Nadat Nederland met de toevoeging van het nieuwe vierde lid in artikel 5 had ingestemd, is besloten zowel de zinsnede «of de daarmee verband houdende werkzaamheden van toezichthoudende of adviserende aard» in artikel 5, derde lid, als geheel artikel 14 en artikel 24, vierde lid, uit de Overeenkomst te schrappen. Door invoeging van een nieuw vierde lid, zijn de leden 4 tot en met 7 van artikel 5 vernummerd tot de leden 5 tot en met 8, en is in het vernummerde vijfde lid de verwijzing naar de leden 4 en 6 vervangen door een verwijzing naar de vernummerde leden 5 en 7.

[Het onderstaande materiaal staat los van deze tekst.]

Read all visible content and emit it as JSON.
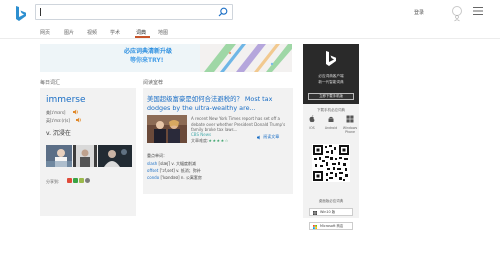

Artikel VII (Zelfstandige arbeid)

Samenhangend met de hiervoor bij artikel VI besproken aanpassingen, is artikel 14 uit de Overeenkomst geschrapt. In verband daarmee zijn de verwijzingen in andere bepalingen van de Overeenkomst naar het begrip «vast middelpunt» en naar artikel 14 eveneens uit de Overeenkomst geschrapt. In verband met het schrappen van artikel 24, vierde lid, uit de Overeenkomst zijn de leden 5, 6 en 7 van artikel 24 vernummerd tot leden 4, 5 en 6, en is de verwijzing in artikel 24, tweede lid, naar lid 5 van artikel 24, vervangen door een verwijzing naar het vernummerde lid 4.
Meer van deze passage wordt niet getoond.